Gun violence remains a prevailing and controversial issue in the United States, especially when coupled with mental health. Although criminal and mental health-related gun ownership restrictions do exist, withholding access to guns from people with anger issues would be a dubious proposition, at best. A team of researchers from Duke, Harvard, and Columbia universities have found that one out of every 10 Americans has a history of impulsive and angry behavior, as well as access to a gun.

According to the Centers for Disease Control and Prevention, over 59,000 people were injured by the intentional use of a firearm in 2012, along with 11,622 people who died as the result of a violent gun incident.

"As we try to balance constitutional rights and public safety regarding people with mental illness, the traditional legal approach has been to prohibit firearms from involuntarily-committed psychiatric patients," Dr. Jeffrey Swanson, professor in psychiatry and behavioral sciences at Duke Medicine, said in a statement. "But now we have more evidence that current laws don't necessarily keep firearms out of the hands of a lot of potentially dangerous individuals."
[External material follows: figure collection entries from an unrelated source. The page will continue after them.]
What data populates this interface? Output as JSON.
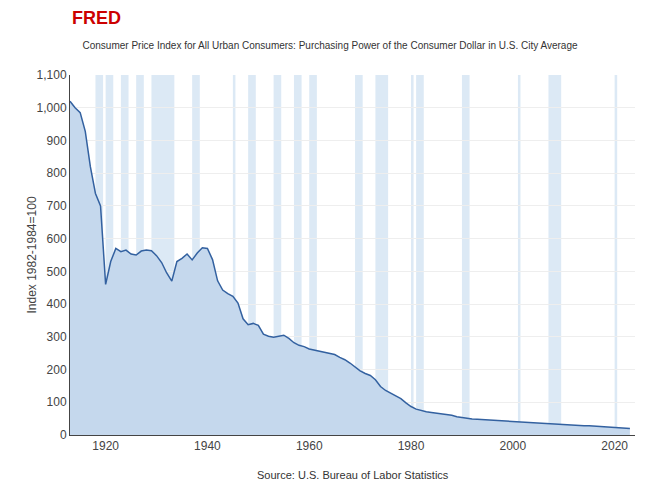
{
  "chart_data": {
    "type": "area",
    "title": "Consumer Price Index for All Urban Consumers: Purchasing Power of the Consumer Dollar in U.S. City Average",
    "ylabel": "Index 1982-1984=100",
    "source": "Source: U.S. Bureau of Labor Statistics",
    "annotations": [
      "FRED"
    ],
    "color": "#3361a0",
    "fill_color": "#c5d8ed",
    "recession_color": "#dce9f5",
    "recession_bands": [
      [
        1918,
        1919.5
      ],
      [
        1920,
        1921.5
      ],
      [
        1923,
        1924.5
      ],
      [
        1926,
        1927.5
      ],
      [
        1929,
        1933.5
      ],
      [
        1937,
        1938.5
      ],
      [
        1945,
        1945.5
      ],
      [
        1948,
        1949.5
      ],
      [
        1953,
        1954.5
      ],
      [
        1957,
        1958.5
      ],
      [
        1960,
        1961.5
      ],
      [
        1969,
        1970.5
      ],
      [
        1973,
        1975.5
      ],
      [
        1980,
        1980.5
      ],
      [
        1981,
        1982.5
      ],
      [
        1990,
        1991.5
      ],
      [
        2001,
        2001.5
      ],
      [
        2007,
        2009.5
      ],
      [
        2020,
        2020.5
      ]
    ],
    "x": [
      1913,
      1914,
      1915,
      1916,
      1917,
      1918,
      1919,
      1920,
      1921,
      1922,
      1923,
      1924,
      1925,
      1926,
      1927,
      1928,
      1929,
      1930,
      1931,
      1932,
      1933,
      1934,
      1935,
      1936,
      1937,
      1938,
      1939,
      1940,
      1941,
      1942,
      1943,
      1944,
      1945,
      1946,
      1947,
      1948,
      1949,
      1950,
      1951,
      1952,
      1953,
      1954,
      1955,
      1956,
      1957,
      1958,
      1959,
      1960,
      1961,
      1962,
      1963,
      1964,
      1965,
      1966,
      1967,
      1968,
      1969,
      1970,
      1971,
      1972,
      1973,
      1974,
      1975,
      1976,
      1977,
      1978,
      1979,
      1980,
      1981,
      1982,
      1983,
      1984,
      1985,
      1986,
      1987,
      1988,
      1989,
      1990,
      1991,
      1992,
      1993,
      1994,
      1995,
      1996,
      1997,
      1998,
      1999,
      2000,
      2001,
      2002,
      2003,
      2004,
      2005,
      2006,
      2007,
      2008,
      2009,
      2010,
      2011,
      2012,
      2013,
      2014,
      2015,
      2016,
      2017,
      2018,
      2019,
      2020,
      2021,
      2022,
      2023
    ],
    "values": [
      1020,
      1000,
      985,
      928,
      820,
      738,
      700,
      460,
      530,
      570,
      560,
      565,
      553,
      550,
      562,
      565,
      563,
      548,
      527,
      495,
      470,
      530,
      540,
      553,
      535,
      556,
      572,
      570,
      536,
      471,
      443,
      432,
      424,
      403,
      355,
      337,
      341,
      335,
      308,
      302,
      299,
      302,
      305,
      295,
      282,
      274,
      270,
      263,
      260,
      256,
      252,
      249,
      246,
      237,
      230,
      220,
      207,
      196,
      188,
      182,
      169,
      148,
      136,
      128,
      120,
      111,
      98,
      87,
      79,
      74,
      71,
      69,
      67,
      66,
      63,
      60,
      56,
      53,
      51,
      49,
      48,
      47,
      45,
      44,
      43,
      43,
      42,
      41,
      40,
      39,
      38,
      37,
      36,
      35,
      34,
      33,
      33,
      32,
      31,
      30,
      29,
      28,
      28,
      27,
      27,
      26,
      25,
      25,
      24,
      21,
      20
    ],
    "xlim": [
      1913,
      2024
    ],
    "ylim": [
      0,
      1100
    ],
    "xticks": [
      1920,
      1940,
      1960,
      1980,
      2000,
      2020
    ],
    "yticks": [
      0,
      100,
      200,
      300,
      400,
      500,
      600,
      700,
      800,
      900,
      {
        "value": 1000,
        "label": "1,000"
      },
      {
        "value": 1100,
        "label": "1,100"
      }
    ],
    "grid": true
  }
}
Swanson and his colleagues gathered data on 5,563 face-to-face interviews using the National Comorbidity Study Replication (NCS-R), a nationally representative survey of mental disorders in the U.S. led by Harvard in the early 2000s. Individuals prone to angry behavior who also have access to a gun tend to be young or middle-aged men who are known to lose their tempers, destroy property, or get into physical confrontations.
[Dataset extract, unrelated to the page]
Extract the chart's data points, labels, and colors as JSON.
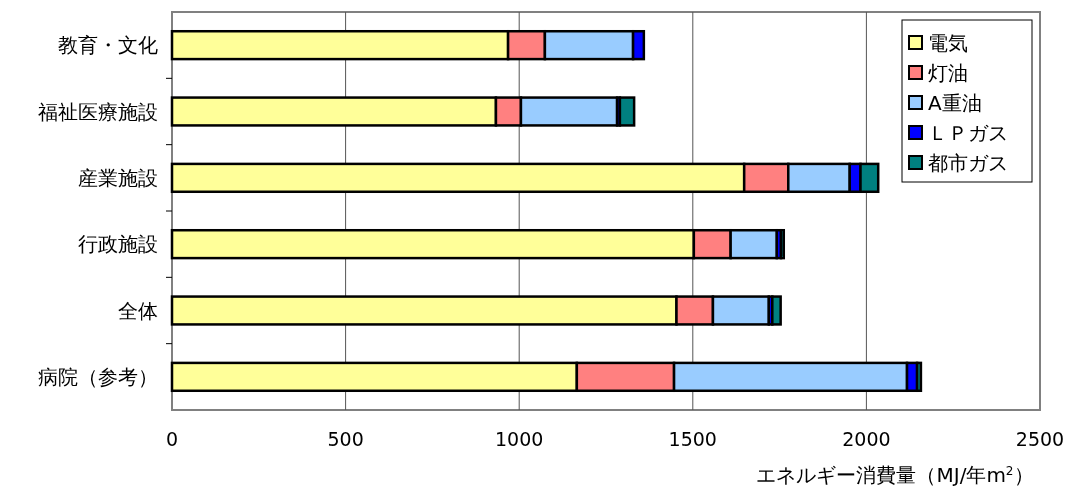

"Gun violence and serious mental illness are two very important but distinct public health issues that intersect only at their edges," Swanson added.

Findings revealed that around nine percent of people in the U.S. have a history of anger and impulsiveness as well as direct access to at least one gun. Survey respondents in possession of six or more firearms were more likely to carry a gun outside of the home and have history of impulsiveness compared to those with one or two firearms. Angry people with access to a gun were also at a higher risk for common psychiatric conditions, such as personality disorders, alcohol abuse, anxiety, and PTSD.
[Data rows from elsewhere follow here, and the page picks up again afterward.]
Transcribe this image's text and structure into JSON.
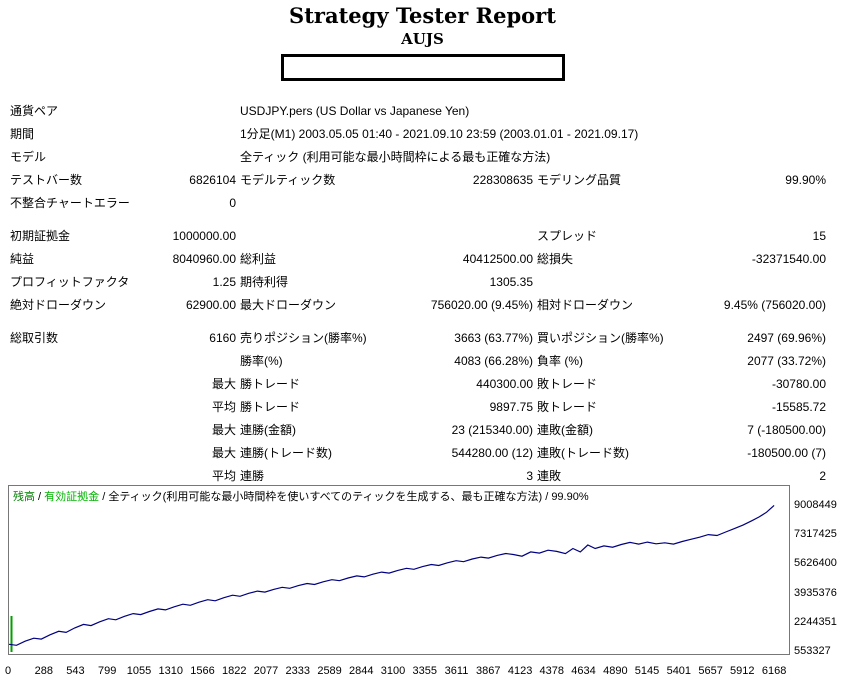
{
  "page": {
    "title": "Strategy Tester Report",
    "subtitle": "AUJS"
  },
  "table": {
    "rows": [
      {
        "gap": false,
        "span": true,
        "c": [
          "通貨ペア",
          "",
          "USDJPY.pers (US Dollar vs Japanese Yen)",
          "",
          "",
          ""
        ]
      },
      {
        "gap": false,
        "span": true,
        "c": [
          "期間",
          "",
          "1分足(M1) 2003.05.05 01:40 - 2021.09.10 23:59 (2003.01.01 - 2021.09.17)",
          "",
          "",
          ""
        ]
      },
      {
        "gap": false,
        "span": true,
        "c": [
          "モデル",
          "",
          "全ティック (利用可能な最小時間枠による最も正確な方法)",
          "",
          "",
          ""
        ]
      },
      {
        "gap": false,
        "span": false,
        "c": [
          "テストバー数",
          "6826104",
          "モデルティック数",
          "228308635",
          "モデリング品質",
          "99.90%"
        ]
      },
      {
        "gap": false,
        "span": false,
        "c": [
          "不整合チャートエラー",
          "0",
          "",
          "",
          "",
          ""
        ]
      },
      {
        "gap": true,
        "span": false,
        "c": [
          "初期証拠金",
          "1000000.00",
          "",
          "",
          "スプレッド",
          "15"
        ]
      },
      {
        "gap": false,
        "span": false,
        "c": [
          "純益",
          "8040960.00",
          "総利益",
          "40412500.00",
          "総損失",
          "-32371540.00"
        ]
      },
      {
        "gap": false,
        "span": false,
        "c": [
          "プロフィットファクタ",
          "1.25",
          "期待利得",
          "1305.35",
          "",
          ""
        ]
      },
      {
        "gap": false,
        "span": false,
        "c": [
          "絶対ドローダウン",
          "62900.00",
          "最大ドローダウン",
          "756020.00 (9.45%)",
          "相対ドローダウン",
          "9.45% (756020.00)"
        ]
      },
      {
        "gap": true,
        "span": false,
        "c": [
          "総取引数",
          "6160",
          "売りポジション(勝率%)",
          "3663 (63.77%)",
          "買いポジション(勝率%)",
          "2497 (69.96%)"
        ]
      },
      {
        "gap": false,
        "span": false,
        "c": [
          "",
          "",
          "勝率(%)",
          "4083 (66.28%)",
          "負率 (%)",
          "2077 (33.72%)"
        ]
      },
      {
        "gap": false,
        "span": false,
        "c": [
          "",
          "最大",
          "勝トレード",
          "440300.00",
          "敗トレード",
          "-30780.00"
        ]
      },
      {
        "gap": false,
        "span": false,
        "c": [
          "",
          "平均",
          "勝トレード",
          "9897.75",
          "敗トレード",
          "-15585.72"
        ]
      },
      {
        "gap": false,
        "span": false,
        "c": [
          "",
          "最大",
          "連勝(金額)",
          "23 (215340.00)",
          "連敗(金額)",
          "7 (-180500.00)"
        ]
      },
      {
        "gap": false,
        "span": false,
        "c": [
          "",
          "最大",
          "連勝(トレード数)",
          "544280.00 (12)",
          "連敗(トレード数)",
          "-180500.00 (7)"
        ]
      },
      {
        "gap": false,
        "span": false,
        "c": [
          "",
          "平均",
          "連勝",
          "3",
          "連敗",
          "2"
        ]
      }
    ]
  },
  "chart": {
    "legend": {
      "balance": "残高",
      "equity": "有効証拠金",
      "model": "全ティック(利用可能な最小時間枠を使いすべてのティックを生成する、最も正確な方法)",
      "quality": "99.90%",
      "sep": " / "
    },
    "colors": {
      "line": "#000080",
      "marker": "#00a000",
      "balance_green": "#008000",
      "equity_green": "#00b400",
      "border": "#777777"
    }
  },
  "chart_data": {
    "type": "line",
    "title": "",
    "xlabel": "",
    "ylabel": "",
    "grid": false,
    "legend_position": "top-left",
    "x_range": [
      0,
      6280
    ],
    "y_range": [
      553327,
      9008449
    ],
    "x_ticks": [
      0,
      288,
      543,
      799,
      1055,
      1310,
      1566,
      1822,
      2077,
      2333,
      2589,
      2844,
      3100,
      3355,
      3611,
      3867,
      4123,
      4378,
      4634,
      4890,
      5145,
      5401,
      5657,
      5912,
      6168
    ],
    "y_ticks": [
      9008449,
      7317425,
      5626400,
      3935376,
      2244351,
      553327
    ],
    "series": [
      {
        "name": "残高",
        "points": [
          [
            0,
            1000000
          ],
          [
            60,
            940000
          ],
          [
            130,
            1180000
          ],
          [
            200,
            1350000
          ],
          [
            260,
            1300000
          ],
          [
            330,
            1550000
          ],
          [
            400,
            1750000
          ],
          [
            460,
            1690000
          ],
          [
            530,
            1950000
          ],
          [
            600,
            2150000
          ],
          [
            660,
            2080000
          ],
          [
            730,
            2300000
          ],
          [
            800,
            2480000
          ],
          [
            860,
            2420000
          ],
          [
            930,
            2620000
          ],
          [
            1000,
            2780000
          ],
          [
            1060,
            2720000
          ],
          [
            1130,
            2900000
          ],
          [
            1200,
            3050000
          ],
          [
            1260,
            2990000
          ],
          [
            1330,
            3170000
          ],
          [
            1400,
            3320000
          ],
          [
            1460,
            3260000
          ],
          [
            1530,
            3440000
          ],
          [
            1600,
            3580000
          ],
          [
            1660,
            3520000
          ],
          [
            1730,
            3700000
          ],
          [
            1800,
            3840000
          ],
          [
            1860,
            3780000
          ],
          [
            1930,
            3950000
          ],
          [
            2000,
            4080000
          ],
          [
            2060,
            4020000
          ],
          [
            2130,
            4180000
          ],
          [
            2200,
            4300000
          ],
          [
            2260,
            4240000
          ],
          [
            2330,
            4400000
          ],
          [
            2400,
            4520000
          ],
          [
            2460,
            4460000
          ],
          [
            2530,
            4620000
          ],
          [
            2600,
            4740000
          ],
          [
            2660,
            4680000
          ],
          [
            2730,
            4840000
          ],
          [
            2800,
            4960000
          ],
          [
            2860,
            4900000
          ],
          [
            2930,
            5060000
          ],
          [
            3000,
            5180000
          ],
          [
            3060,
            5120000
          ],
          [
            3130,
            5280000
          ],
          [
            3200,
            5400000
          ],
          [
            3260,
            5340000
          ],
          [
            3330,
            5500000
          ],
          [
            3400,
            5620000
          ],
          [
            3460,
            5560000
          ],
          [
            3530,
            5720000
          ],
          [
            3600,
            5840000
          ],
          [
            3660,
            5780000
          ],
          [
            3730,
            5940000
          ],
          [
            3800,
            6050000
          ],
          [
            3860,
            5990000
          ],
          [
            3930,
            6150000
          ],
          [
            4000,
            6260000
          ],
          [
            4060,
            6200000
          ],
          [
            4130,
            6100000
          ],
          [
            4200,
            6350000
          ],
          [
            4270,
            6280000
          ],
          [
            4340,
            6450000
          ],
          [
            4410,
            6380000
          ],
          [
            4480,
            6250000
          ],
          [
            4540,
            6550000
          ],
          [
            4600,
            6350000
          ],
          [
            4660,
            6750000
          ],
          [
            4720,
            6550000
          ],
          [
            4790,
            6700000
          ],
          [
            4860,
            6620000
          ],
          [
            4930,
            6780000
          ],
          [
            5000,
            6900000
          ],
          [
            5070,
            6800000
          ],
          [
            5140,
            6920000
          ],
          [
            5210,
            6820000
          ],
          [
            5280,
            6880000
          ],
          [
            5350,
            6800000
          ],
          [
            5420,
            6950000
          ],
          [
            5490,
            7080000
          ],
          [
            5560,
            7200000
          ],
          [
            5630,
            7350000
          ],
          [
            5700,
            7300000
          ],
          [
            5770,
            7500000
          ],
          [
            5840,
            7700000
          ],
          [
            5910,
            7900000
          ],
          [
            5980,
            8150000
          ],
          [
            6040,
            8380000
          ],
          [
            6100,
            8650000
          ],
          [
            6160,
            9040960
          ]
        ]
      }
    ]
  }
}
"Very few people in this concerning group suffer from the kinds of disorders that often lead to involuntary commitment and which would legally prohibit them from buying a gun," said Dr. Ronald Kessler, professor of health care policy at Harvard and principal investigator of the NCS-R survey.

Less than 10 percent of “angry people” had ever been admitted to the hospital for a psychiatric or substance abuse problem, meaning mental health-related restrictions regarding gun ownership would apply to them. The research team called attention to “dangerous persons” gun removal laws in Connecticut and Indiana as well as the “gun violence restraining order” law recently enacted in California as an effective way of keeping guns out of the hands of people prone to dangerous actions.